Many people were glad to see a balanced operations focused presentation.

Several points generated discussion:

First was the distinction between plain old container installs (“POCI”) and this more automated approach. The key element being use of immutable 12-factor designs.

Next were the OpenStack services that can be more easily adapted to this design and how to evaluate services that can easily survive IP movement and mid-transaction termination.

We also discussed broader internal refactoring that would be required. Happily, these items would make OpenStack more durable and upgradable in all operational scenarios.

Not everyone agrees with my iterative and cautious recommendation. For example, engineers from Mirantis have been very vocal in the community promoting this approach — dubbing it  “Evolve or Die”  — with support from CoreOS and Intel (see also their  “Lessons Learned” session from Barcelona and the earlier “Stakanetes” intro).

They have been able to run all services in containers including the Nova Compute, Libvirt and agents by pinning containers to specific hosts. This approach does provide benefit of using Kubernetes to manage the version of containers running OpenStack components. However, much work remains to ensure that it’s operationally pragmatic.

Overall, I believe that declarations of broad success are overstated due to marketing pressures to show progress.
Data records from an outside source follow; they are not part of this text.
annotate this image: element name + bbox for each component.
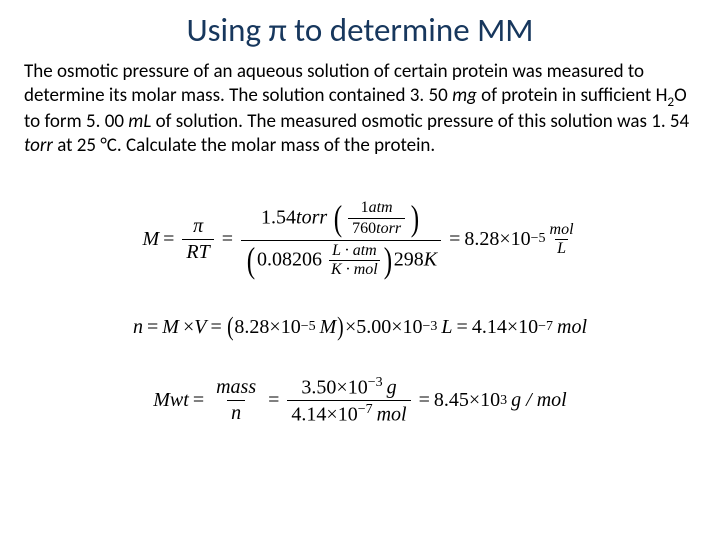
body-mg: mg <box>452 84 477 107</box>
times: × <box>336 376 347 398</box>
n-val: 4.14 <box>291 404 326 426</box>
mass-exp: −3 <box>368 375 383 390</box>
times: × <box>391 316 402 339</box>
res1-den: L <box>555 239 568 258</box>
sym-Mwt: Mwt <box>153 389 189 412</box>
times: × <box>345 316 356 339</box>
pi: π <box>189 215 207 239</box>
body-ml: mL <box>128 110 151 133</box>
RT: RT <box>182 239 213 264</box>
times: × <box>183 316 194 339</box>
R-num: L · atm <box>330 242 379 260</box>
mass-val: 3.50 <box>301 376 336 398</box>
ten: 10 <box>518 316 538 339</box>
sym-M2: M <box>162 316 179 339</box>
eq-sign: = <box>193 389 204 412</box>
eq-sign: = <box>210 316 221 339</box>
body-mid1: of protein in sufficient H <box>477 84 668 107</box>
Mexp: −5 <box>301 319 316 335</box>
res1-exp: −5 <box>531 231 546 247</box>
res2-unit: mol <box>557 316 587 339</box>
eq-sign: = <box>147 316 158 339</box>
torr-unit: torr <box>296 206 327 228</box>
R-val: 0.08206 <box>257 248 322 270</box>
torr-val: 1.54 <box>261 206 296 228</box>
body-torr: torr <box>24 134 53 157</box>
mass-unit: g <box>387 376 397 398</box>
T-unit: K <box>424 248 437 270</box>
sym-V: V <box>194 316 206 339</box>
n-exp: −7 <box>358 402 373 417</box>
slide-title: Using π to determine MM <box>24 10 696 50</box>
ten: 10 <box>480 389 500 412</box>
equations: M = π RT = 1.54torr ( 1atm 760torr ) (0.… <box>24 185 696 449</box>
times: × <box>469 389 480 412</box>
res1-val: 8.28 <box>464 228 499 251</box>
atm-unit: atm <box>369 199 393 216</box>
res2-exp: −7 <box>538 319 553 335</box>
eq-sign: = <box>419 389 430 412</box>
body-mid3: of solution. The measured osmotic pressu… <box>151 110 689 133</box>
eq-molar-mass: Mwt = mass n = 3.50×10−3g 4.14×10−7mol =… <box>153 375 566 427</box>
eq-moles: n = M×V = (8.28×10−5M) × 5.00×10−3L = 4.… <box>133 315 587 338</box>
res3-exp: 3 <box>500 393 507 409</box>
T-val: 298 <box>394 248 424 270</box>
ten: 10 <box>348 376 368 398</box>
times: × <box>507 316 518 339</box>
atm-num: 1 <box>361 199 369 216</box>
ten: 10 <box>338 404 358 426</box>
body-end: at 25 °C. Calculate the molar mass of th… <box>53 134 435 157</box>
Mval: 8.28 <box>234 316 269 339</box>
Munit: M <box>320 316 337 339</box>
torr-den: 760 <box>352 220 376 237</box>
res1-num: mol <box>548 221 576 239</box>
eq-sign: = <box>449 228 460 251</box>
eq-sign: = <box>163 228 174 251</box>
res3-val: 8.45 <box>434 389 469 412</box>
times: × <box>499 228 510 251</box>
Vunit: L <box>441 316 452 339</box>
res3-unit: g / mol <box>511 389 567 412</box>
eq-sign: = <box>268 389 279 412</box>
ten: 10 <box>403 316 423 339</box>
Vval: 5.00 <box>356 316 391 339</box>
problem-text: The osmotic pressure of an aqueous solut… <box>24 60 696 159</box>
eq-molarity: M = π RT = 1.54torr ( 1atm 760torr ) (0.… <box>142 199 577 280</box>
res2-val: 4.14 <box>472 316 507 339</box>
ten: 10 <box>281 316 301 339</box>
n-label: n <box>227 400 245 425</box>
eq-sign: = <box>222 228 233 251</box>
Vexp: −3 <box>423 319 438 335</box>
n-unit: mol <box>377 404 407 426</box>
sym-M: M <box>142 228 159 251</box>
times: × <box>326 404 337 426</box>
sym-n: n <box>133 316 143 339</box>
R-den: K · mol <box>329 260 380 279</box>
eq-sign: = <box>457 316 468 339</box>
mass-label: mass <box>212 376 260 400</box>
torr-den-unit: torr <box>376 220 401 237</box>
ten: 10 <box>511 228 531 251</box>
times: × <box>269 316 280 339</box>
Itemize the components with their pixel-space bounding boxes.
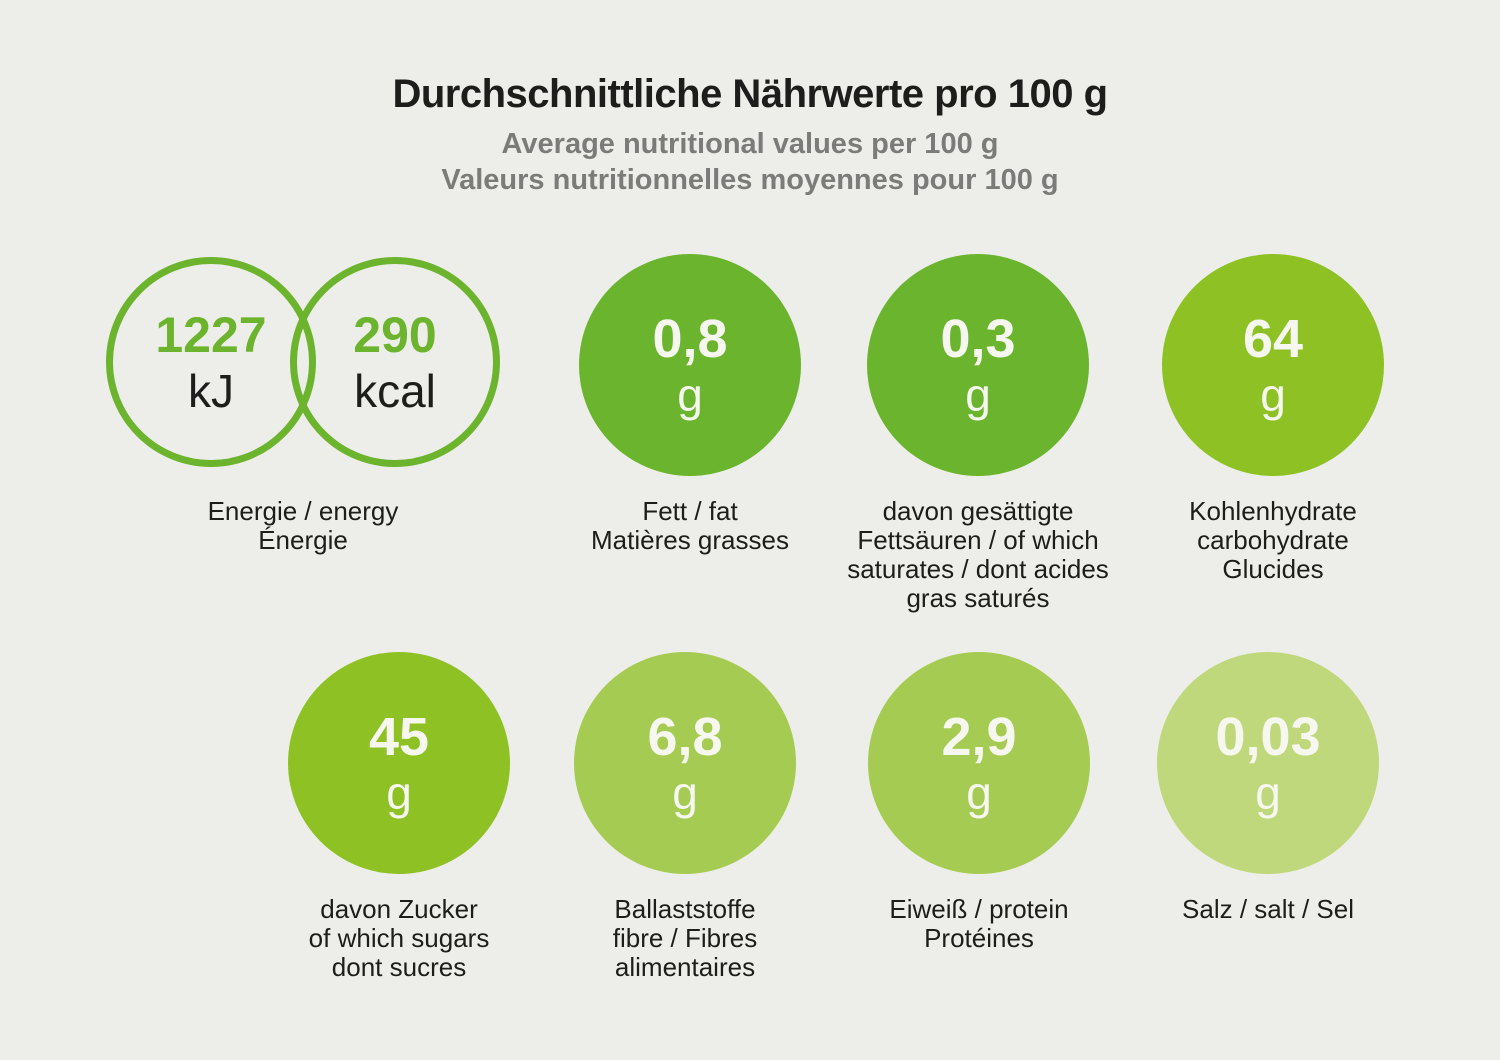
nutrient-circle-salt: 0,03 g: [1157, 652, 1379, 874]
label-line: Eiweiß / protein: [889, 894, 1069, 924]
energy-kj-value: 1227: [155, 307, 267, 363]
energy-kj-ring: 1227 kJ: [106, 257, 316, 467]
nutrient-unit: g: [677, 369, 703, 421]
label-line: alimentaires: [614, 952, 756, 982]
nutrient-unit: g: [965, 369, 991, 421]
nutrient-value: 2,9: [941, 707, 1017, 767]
nutrient-value: 0,03: [1215, 707, 1321, 767]
energy-kj-unit: kJ: [188, 365, 234, 417]
nutrient-label-fibre: Ballaststoffe fibre / Fibres alimentaire…: [525, 895, 845, 982]
label-line: Fett / fat: [642, 496, 738, 526]
label-line: carbohydrate: [1197, 525, 1349, 555]
label-line: fibre / Fibres: [612, 923, 758, 953]
nutrient-unit: g: [672, 767, 698, 819]
nutrient-unit: g: [1260, 369, 1286, 421]
nutrient-circle-carbohydrate: 64 g: [1162, 254, 1384, 476]
nutrient-unit: g: [1255, 767, 1281, 819]
header: Durchschnittliche Nährwerte pro 100 g Av…: [0, 72, 1500, 198]
energy-kcal-unit: kcal: [354, 365, 436, 417]
subtitle-french: Valeurs nutritionnelles moyennes pour 10…: [441, 164, 1059, 196]
label-line: Ballaststoffe: [614, 894, 756, 924]
label-line: davon gesättigte: [882, 496, 1074, 526]
nutrient-circle-fibre: 6,8 g: [574, 652, 796, 874]
nutrient-value: 0,8: [652, 309, 728, 369]
nutrient-value: 45: [368, 707, 430, 767]
nutrient-circle-sugars: 45 g: [288, 652, 510, 874]
nutrient-value: 64: [1242, 309, 1304, 369]
page-title: Durchschnittliche Nährwerte pro 100 g: [392, 72, 1108, 116]
label-line: gras saturés: [906, 583, 1050, 613]
nutrient-value: 0,3: [940, 309, 1016, 369]
energy-label: Energie / energy Énergie: [143, 497, 463, 555]
label-line: of which sugars: [308, 923, 490, 953]
label-line: Fettsäuren / of which: [857, 525, 1099, 555]
nutrient-circle-fat: 0,8 g: [579, 254, 801, 476]
nutrient-circle-saturates: 0,3 g: [867, 254, 1089, 476]
nutrient-label-sugars: davon Zucker of which sugars dont sucres: [239, 895, 559, 982]
energy-label-line: Energie / energy: [207, 496, 399, 526]
label-line: davon Zucker: [320, 894, 478, 924]
nutrient-unit: g: [966, 767, 992, 819]
nutrient-label-saturates: davon gesättigte Fettsäuren / of which s…: [818, 497, 1138, 613]
label-line: dont sucres: [331, 952, 467, 982]
nutrient-label-salt: Salz / salt / Sel: [1108, 895, 1428, 924]
energy-label-line: Énergie: [258, 525, 348, 555]
nutrient-label-fat: Fett / fat Matières grasses: [530, 497, 850, 555]
nutrient-label-protein: Eiweiß / protein Protéines: [819, 895, 1139, 953]
label-line: Protéines: [924, 923, 1034, 953]
label-line: Glucides: [1222, 554, 1324, 584]
nutrient-value: 6,8: [647, 707, 723, 767]
label-line: Salz / salt / Sel: [1182, 894, 1354, 924]
label-line: saturates / dont acides: [847, 554, 1109, 584]
nutrient-unit: g: [386, 767, 412, 819]
label-line: Kohlenhydrate: [1189, 496, 1357, 526]
energy-kcal-ring: 290 kcal: [290, 257, 500, 467]
energy-kcal-value: 290: [353, 307, 437, 363]
nutrient-circle-protein: 2,9 g: [868, 652, 1090, 874]
subtitle-english: Average nutritional values per 100 g: [501, 128, 999, 160]
nutrient-label-carbohydrate: Kohlenhydrate carbohydrate Glucides: [1113, 497, 1433, 584]
label-line: Matières grasses: [591, 525, 789, 555]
More importantly, I believe that the rationale for adding this complexity into the environment not well developed. It is important to note that the Kubernetes community itself is still working on critical operational details like HA, security and upgrades.

That does not mean that I’m giving up on the effort! In fact, I’m very excited to collaborate on taking steps towards a more integrated solution. The RackN team has been pulling together many of the control elements that are required to build the integration (check out our Kubernetes demo).

Right now, I’m refining my “Will it Blend” talk based on feedback and will be taking it on the road to the Mountain OpenStack Days Salt Lake City, the first week of December.

I’d love to hear your thoughts about the presentation, the Kubernetes underlay approach and making OpenStack operationally robust in general.